125 Cal. 222 | Cal. | 1899
This is an appeal by defendant from a judgment in favor of the plaintiff; and the only point made for a reversal is that the court erroneously denied appellant’s demand for a jury trial.
It is averred in the complaint that plaintiff was induced by false representations, which are set forth, to enter into certain written contracts with defendant by which he agreed to purchase certain lands from the defendant, and that he paid to defendant as a part of the purchase price the sum of seven hundred and sixty dollars; and he prays for a decree of the court declaring said contracts null and void; and also that he have judgment for said seven hundred and sixty dollars. The demand for a jury was general and embraced the whole case, the language being, “demands a jury and that said cause be tried by a jury.” The main purpose of the action, to wit, to have the contracts declared null and void, clearly brought that part of the action within equitable jurisdiction; and under no view was the defendant entitled to have the whole case tried by a jury. But, waiving that point, his demand for a jury was, upon general principles, properly denied. The recovery of the part payment made under the contract was merely incidental to .the main issue, and the court, as a court of equity having jurisdiction of the main action, properly determined the whole controversy so as to prevent future litigation, no issue being raised, except as to the matters upon which plaintiff founded his demand for the equitable interposition of the court.
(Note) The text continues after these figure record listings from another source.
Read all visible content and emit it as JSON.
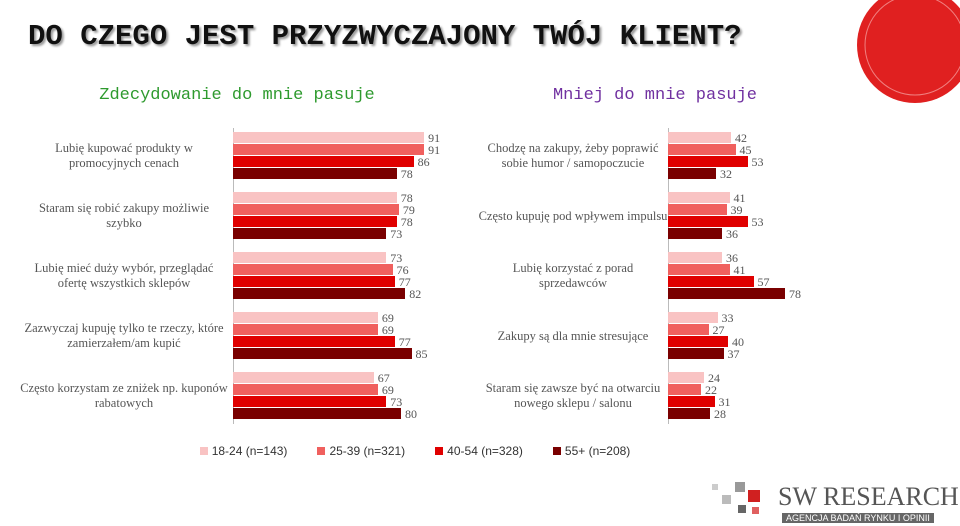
{
  "title": "DO CZEGO JEST PRZYZWYCZAJONY TWÓJ KLIENT?",
  "chart_data": [
    {
      "type": "bar",
      "orientation": "horizontal",
      "title": "Zdecydowanie do mnie pasuje",
      "title_color": "#2e9a2e",
      "categories": [
        "Lubię kupować produkty w promocyjnych cenach",
        "Staram się robić zakupy możliwie szybko",
        "Lubię mieć duży wybór, przeglądać ofertę wszystkich sklepów",
        "Zazwyczaj kupuję tylko te rzeczy, które zamierzałem/am kupić",
        "Często korzystam ze zniżek np. kuponów rabatowych"
      ],
      "series": [
        {
          "name": "18-24 (n=143)",
          "color": "#f9c3c3",
          "values": [
            91,
            78,
            73,
            69,
            67
          ]
        },
        {
          "name": "25-39 (n=321)",
          "color": "#f0605e",
          "values": [
            91,
            79,
            76,
            69,
            69
          ]
        },
        {
          "name": "40-54 (n=328)",
          "color": "#e00000",
          "values": [
            86,
            78,
            77,
            77,
            73
          ]
        },
        {
          "name": "55+ (n=208)",
          "color": "#7a0000",
          "values": [
            78,
            73,
            82,
            85,
            80
          ]
        }
      ]
    },
    {
      "type": "bar",
      "orientation": "horizontal",
      "title": "Mniej do mnie pasuje",
      "title_color": "#7030a0",
      "categories": [
        "Chodzę na zakupy, żeby poprawić sobie humor / samopoczucie",
        "Często kupuję pod wpływem impulsu",
        "Lubię korzystać z porad sprzedawców",
        "Zakupy są dla mnie stresujące",
        "Staram się zawsze być na otwarciu nowego sklepu / salonu"
      ],
      "series": [
        {
          "color": "#f9c3c3",
          "values": [
            42,
            41,
            36,
            33,
            24
          ]
        },
        {
          "color": "#f0605e",
          "values": [
            45,
            39,
            41,
            27,
            22
          ]
        },
        {
          "color": "#e00000",
          "values": [
            53,
            53,
            57,
            40,
            31
          ]
        },
        {
          "color": "#7a0000",
          "values": [
            32,
            36,
            78,
            37,
            28
          ]
        }
      ]
    }
  ],
  "logo": {
    "name": "SW RESEARCH",
    "tagline": "AGENCJA BADAŃ RYNKU I OPINII"
  }
}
In his answer the appellant merely denied the alleged facts as to the false representation, and no issue is raised as to the amount of money paid on the contract; and, therefore, it is not a case where a legal defense strictly cognizable in a court of law is made to a complaint which is in form a bill of equity, and is unlike Donahue v. Meister, 88 Cal. 121; 22 Am. St. Rep. 283; Newman v. Duane, 89 Cal. 597, and other cases cited by appellant. The case at bar is within the principles declared in Crocker v. Carpenter, 98 Cal. 418, where some of the cases cited by appellant are reviewed and distinguished from cases like the present one.
The judgment appealed from is affirmed.
Temple, J., and Henshaw, J., concurred.